Por Rangel Alves
da Costa*
Igualmente a
pessoas e outros seres, a casa também possui olhos. E os olhos de um lar, seja
tapera ou mansão, estão nas portas, janelas, frestas e por todo lugar de onde
se aviste lá dentro e permita enxergar o mundo adiante.
Através dos
olhos da casa, ou seja, de suas portas, janelas e frestas, o mundo é conhecido
e reconhecido, a vida possui passagem, tudo é possível acontecer. Uma casa
totalmente fechada é como a cegueira impondo o desconhecimento de tudo.
Logo se tem
que as portas não significam apenas lugar de entrada e saída, local que se
permite avistar se a casa está fechada ou aberta. O significado é muito maior,
principalmente considerando-se que por ali transita toda a vida, demonstra a
fluência de pessoas, torna possível reconhecer aspectos como o abandono e a
solidão.
Uma porta
trancada são olhos fechados. Haverá adormecimento, morte ou simplesmente uma
situação passageira? Provoca dúvida, sensação de incerteza, temor. Lá dentro
poderá existir alguém, mas também pode estar cerrada porque o lar foi abandonado,
não mais existe ninguém naquele lugar.
Uma porta
fechada causa tristeza e sofrimento. Quando os olhos da casa estão trancados, o
viajante que passa adiante ou o visitante ávido para bater na madeira, logo se
toma de aflição e angústia. Bem que ela fosse reaberta para um gole d’água,
para receber o visitante, para dizer que há vida pulsando ali.
Uma porta
aberta são olhos refletindo a vida, sinais de que há presença humana e talvez
uma acolhida. Mas apenas entreaberta ou deixando entrever que não permanece
fechada, pois do contrário permanecerá a mesma incerteza de quando mantida
fechada por muito tempo.
Contudo, uma
porta totalmente desfraldada ao sabor do vento pode ter muitas significações.

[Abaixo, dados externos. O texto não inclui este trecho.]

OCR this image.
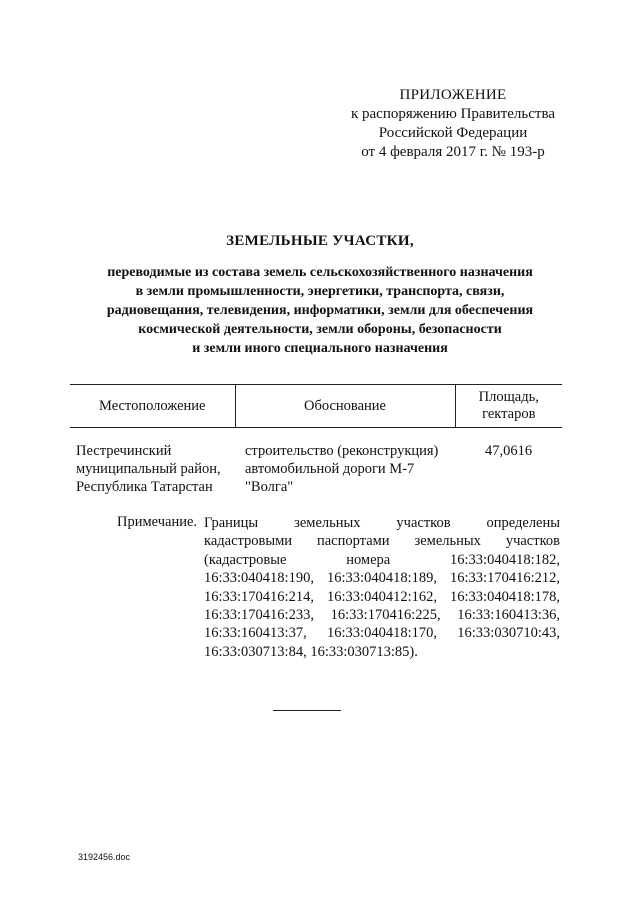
ПРИЛОЖЕНИЕ
к распоряжению Правительства
Российской Федерации
от 4 февраля 2017 г. № 193-р
ЗЕМЕЛЬНЫЕ УЧАСТКИ,
переводимые из состава земель сельскохозяйственного назначения
в земли промышленности, энергетики, транспорта, связи,
радиовещания, телевидения, информатики, земли для обеспечения
космической деятельности, земли обороны, безопасности
и земли иного специального назначения
Местоположение	Обоснование	Площадь,
гектаров

Пестречинский
муниципальный район,
Республика Татарстан	строительство (реконструкция)
автомобильной дороги М-7
"Волга"	47,0616
Примечание. Границы земельных участков определены
кадастровыми паспортами земельных участков
(кадастровые	номера	16:33:040418:182,
16:33:040418:190, 16:33:040418:189, 16:33:170416:212,
16:33:170416:214, 16:33:040412:162, 16:33:040418:178,
16:33:170416:233, 16:33:170416:225, 16:33:160413:36,
16:33:160413:37, 16:33:040418:170, 16:33:030710:43,
16:33:030713:84, 16:33:030713:85).
3192456.doc
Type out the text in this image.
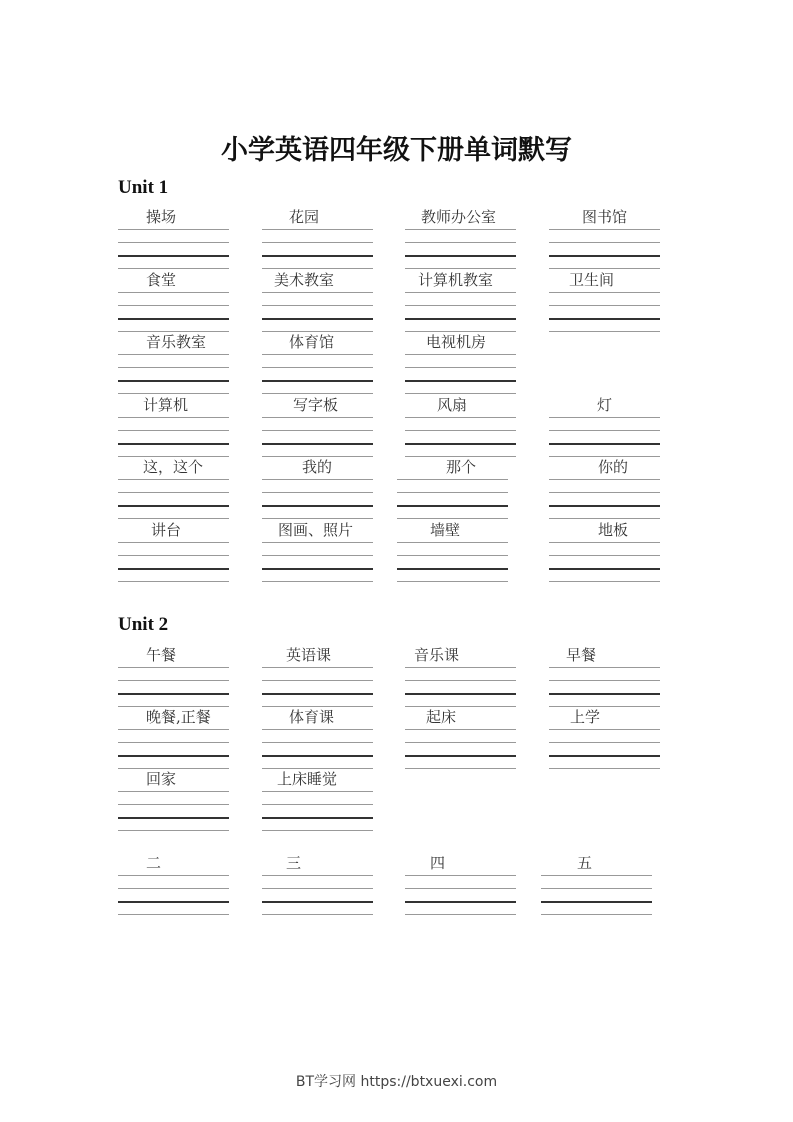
小学英语四年级下册单词默写
Unit 1
Unit 2
操场	花园	教师办公室	图书馆
食堂	美术教室	计算机教室	卫生间
音乐教室	体育馆	电视机房
计算机	写字板	风扇	灯
这，这个	我的	那个	你的
讲台	图画、照片	墙壁	地板
午餐	英语课	音乐课	早餐
晚餐,正餐	体育课	起床	上学
回家	上床睡觉
二	三	四	五
BT学习网 https://btxuexi.com
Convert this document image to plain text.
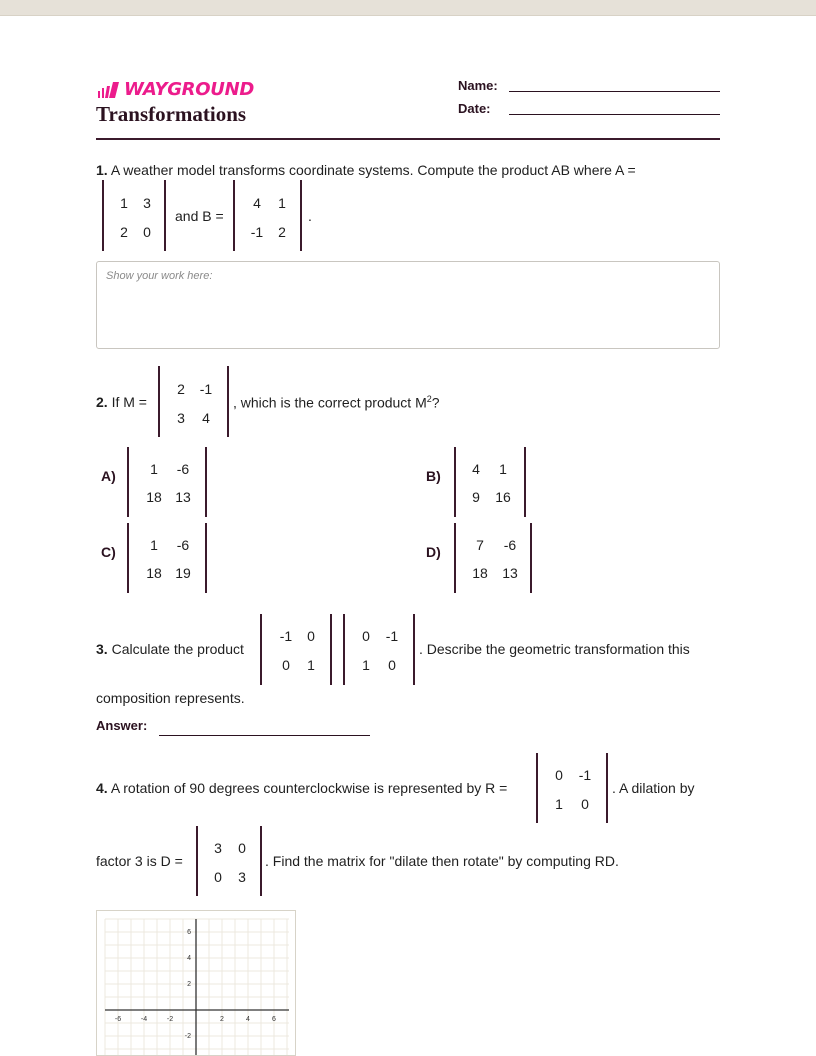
WAYGROUND
Transformations
Name:
Date:
1. A weather model transforms coordinate systems. Compute the product AB where A =
1	3
2	0
and B =
4	1
-1	2
.
Show your work here:
2. If M =
2	-1
3	4
, which is the correct product $M^2$?
A)	1	-6
18 13
B)	4	1
9	16
C)	1	-6
18 19
D)	7	-6
18	13
3. Calculate the product
-1	0
0	1
0	-1
1	0
. Describe the geometric transformation this
composition represents.
Answer:
4. A rotation of 90 degrees counterclockwise is represented by R =
0	-1
1	0
. A dilation by
factor 3 is D =
3	0
0	3
. Find the matrix for "dilate then rotate" by computing RD.
-6	-4	-2	2	4	6
6
4
2
-2
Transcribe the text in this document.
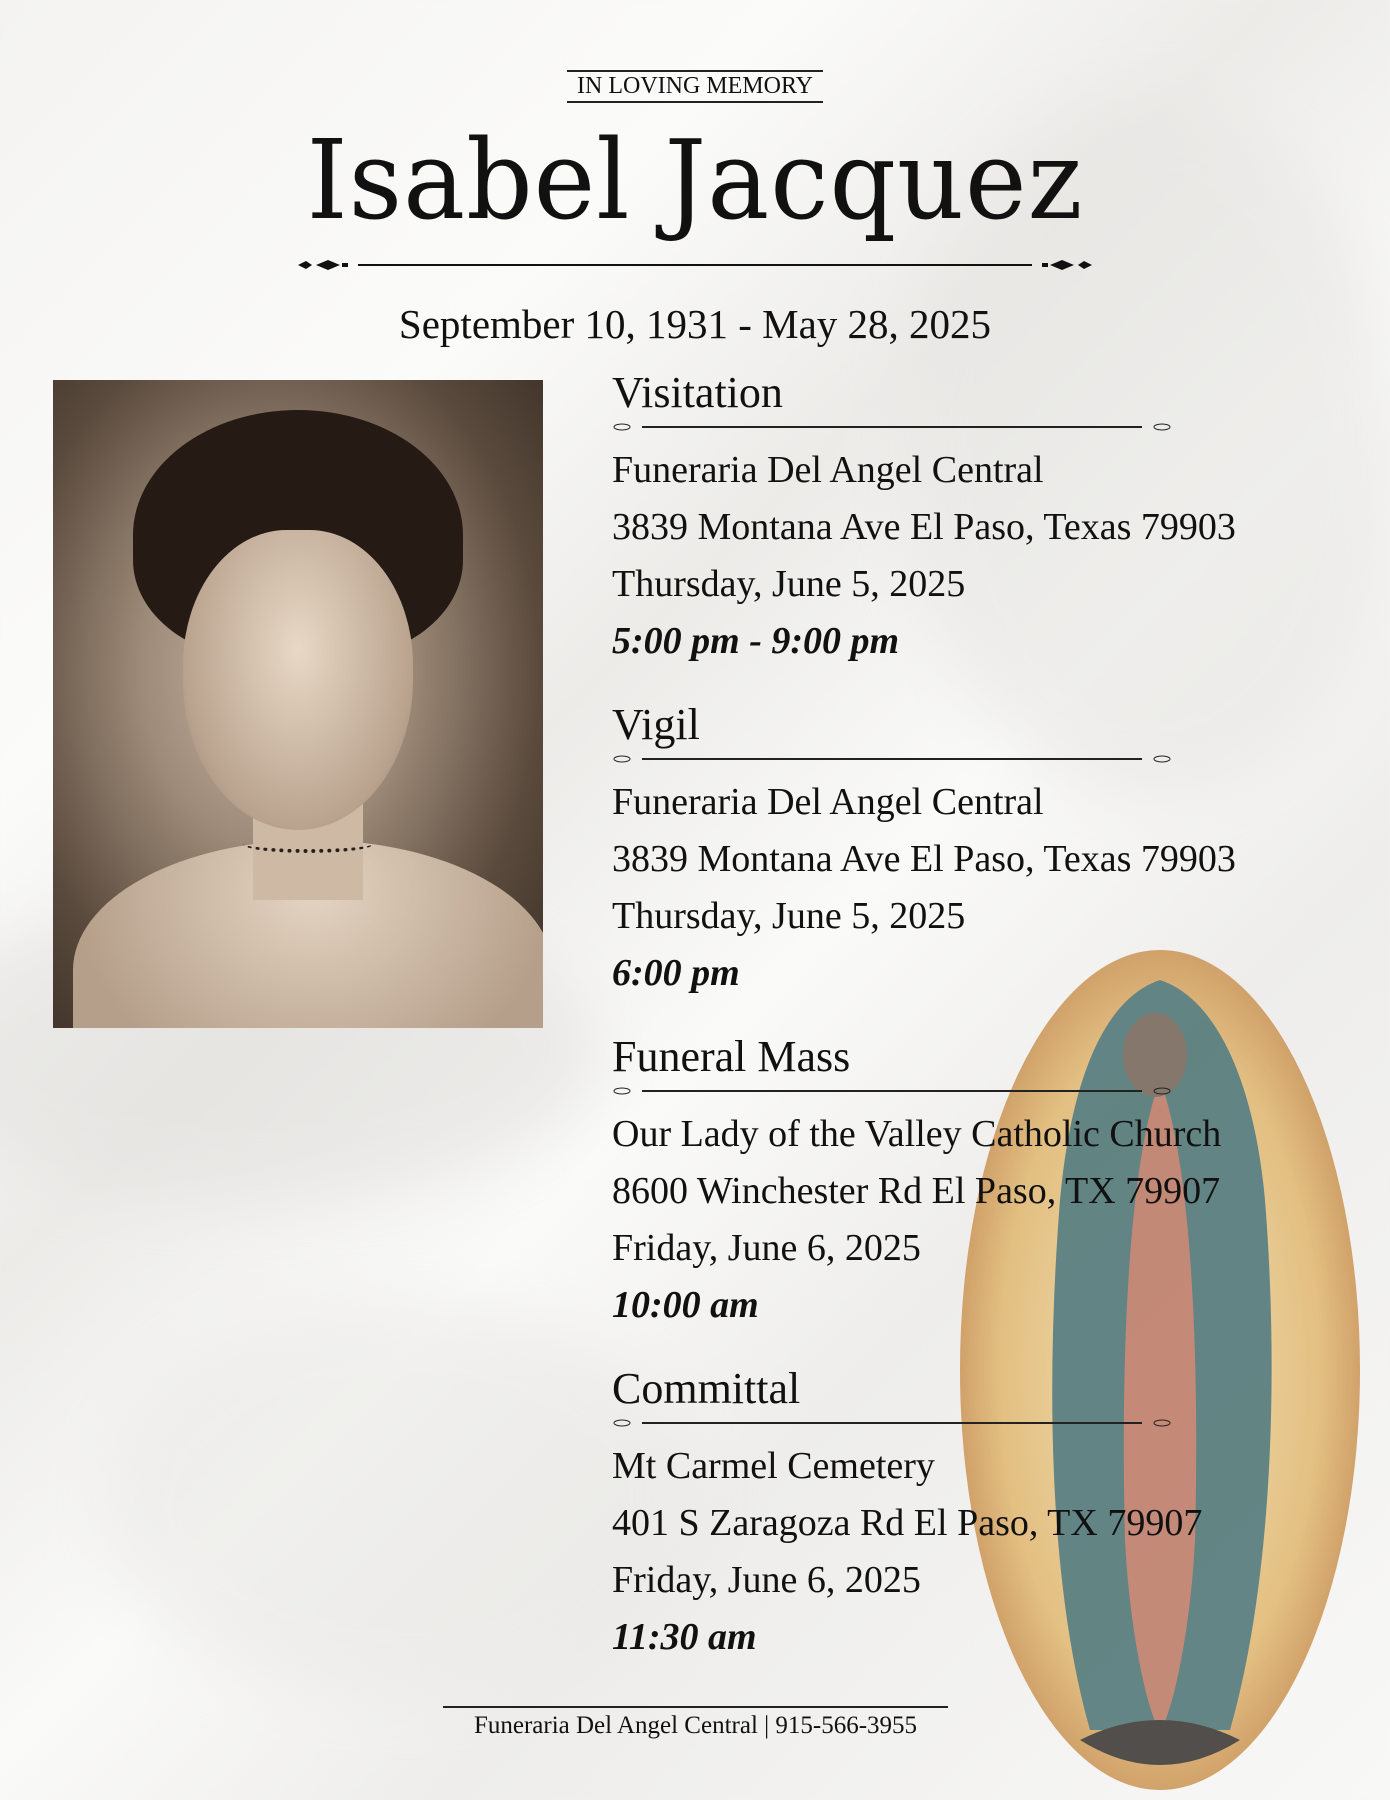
IN LOVING MEMORY
Isabel Jacquez
September 10, 1931 - May 28, 2025
Visitation
Funeraria Del Angel Central
3839 Montana Ave El Paso, Texas 79903
Thursday, June 5, 2025
5:00 pm - 9:00 pm
Vigil
Funeraria Del Angel Central
3839 Montana Ave El Paso, Texas 79903
Thursday, June 5, 2025
6:00 pm
Funeral Mass
Our Lady of the Valley Catholic Church
8600 Winchester Rd El Paso, TX 79907
Friday, June 6, 2025
10:00 am
Committal
Mt Carmel Cemetery
401 S Zaragoza Rd El Paso, TX 79907
Friday, June 6, 2025
11:30 am
Funeraria Del Angel Central | 915-566-3955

Os moradores resolveram deixar que as luzes do dia iluminem suas dependências,
a ventania traga ares novos ao ambiente, ou porque se está esperando a visita
de alguém. Mas também possa ser que esteja assim porque abandonada, aberta pela
força do vento, entregue à ação de qualquer um que deseje nela entrar.
Nada mais
triste que avistar uma casa abandonada, com portas e janelas abertas, entregues
ao sabor da ventania, sentindo que lá dentro permanecem resquícios de vida, uma
história familiar que não mais pode ser encontrada. Apenas folhagens mortas
invadindo tudo, a poeira envelhecendo ainda mais o já tão antigo, talvez
fantasmas adormecidos ao relento.
O mesmo ocorre
com as janelas de uma casa, só que representando o lado sentimental da moradia.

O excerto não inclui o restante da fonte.